The capital is currently consumed by the soon-to-be-considered Syria military resolution. However, President Obama’s decision to seek congressional authority for a military strike on the Assad regime adds significant complications and uncertainties to an already acrimonious fall legislative agenda that could have a dramatic impact on the nation as a whole as we prepare to close out the year.
Before POTUS dramatically shifted course on Syria and sought a congressional vote, both Republicans and Democrats were preparing for an epic showdown on the FY 2014 federal budget and the need to increase the debt limit, actions that must occur in the next 5-6 weeks. Resolution of these larger issues will necessarily inform follow-up action on the continuing, thorny challenges of the Sequester, the pressing need for entitlement and tax reform to boost the economy and reduce joblessness, and above all else, an interim solution to the epic miasma that has become of Obamacare implementation. In addition, the House must also decide the fate of the Farm Bill – which failed unexpectedly in the spring, and what form, if any, the House will take up immigration reform, which has already passed the Senate.
It is a very full plate, yet suddenly, all these votes are tied, in certain degrees, to the outcome on Syria.
Solid House Republican opposition to the Syria strike will do nothing to improve the already strained relationship between the Administration and Speaker Boehner’s caucus.
If the House successfully blocks a Syria resolution, dealing an astonishing setback to the President, Tea Party conservatives may well feel emboldened to up the ante for any deal on financial issues – including but not limited to delays in Obamacare implementation, as the president struggles with weak political support. At the same time, there is no reason to believe that an embittered White House, embarrassed by a loss on Syria, would not draw a bright – and this time, very serious – red line on any domestic concessions, and take a new crisis all the way to the end to force the GOP to show its cards. Such gamesmanship would have a cascading, negative impact on the economy, while efforts to pass immigration reform or other priority bills would collapse in mutual recrimination.

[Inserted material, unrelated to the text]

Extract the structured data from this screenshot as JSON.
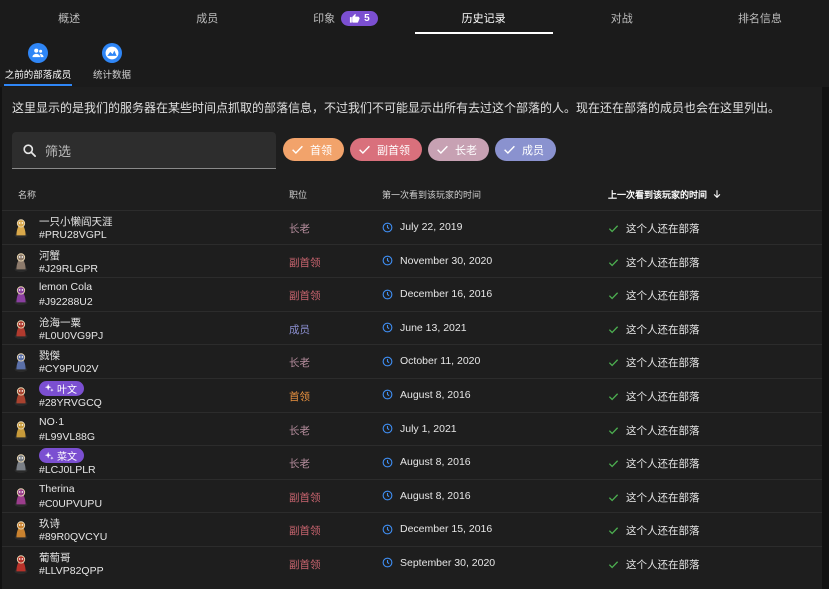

As bad a result as that would be, much depends on President Obama’s reaction if Congress fails to approve a Syria military resolution. Since the President announced his intention to take military action in Syria, he has indelicately tried to balance two mutually exclusive notions; 1) that he has authority to act unilaterally on Syria – without the blessing of Congress – under his power as Commander-in-Chief, and, 2) that a congressional vote was necessary to secure popular legitimacy. Presidential protestations to the contrary, it cannot be both – and the Administration has already made its bed by seeking a congressional vote, whether he believes it or not.
However, if the President disregards a negative vote by Congress and launches an attack anyway, he will almost certainly trigger a genuine constitutional crisis of his own making. Not only would all legislative action come to a standstill, amid Republican (and perhaps some Democratic) fury. In addition, President Obama could face what was once unthinkable – impeachment. The first African-American president facing impeachment from an overwhelmingly white, Republican controlled House – regardless of the seriousness of the underlying case – would almost certainly trigger a political and cultural crisis for the United States, writ large.
There is of course, another option.
Congress could – by the thinnest margins – approve a Syria military resolution, and President Obama could immediately order the strikes.
It is very important to remember that public opinion is rarely ever written in stone, even when there are formidable majorities. This is especially true with military action. American opinions of military action change when the armed forces are actually committed to battle. There is still a strong “rally around the flag” phenomenon in the US, and citizens, at least initially, do not like to criticize military action when Americans are in combat.
If the strikes that Obama launches are more robust than what was advertised initially and show some success in changing the tempo on the battlefield between rebels and the Syrian government, Americans could well change their minds on the operation and what constitutes a US military success. This would not only put House Republicans (and all those who opposed military action) in a very difficult political position (failing to support the President), it would significantly enhance the President’s negotiating leverage on all the issues that Congress must tackle this fall, and create a political minefield for the GOP.
At this point, there is no way to know how events will play out. But no one should assume that anything but the highest stakes are now on the table.
Buckle up for a very uncertain ride.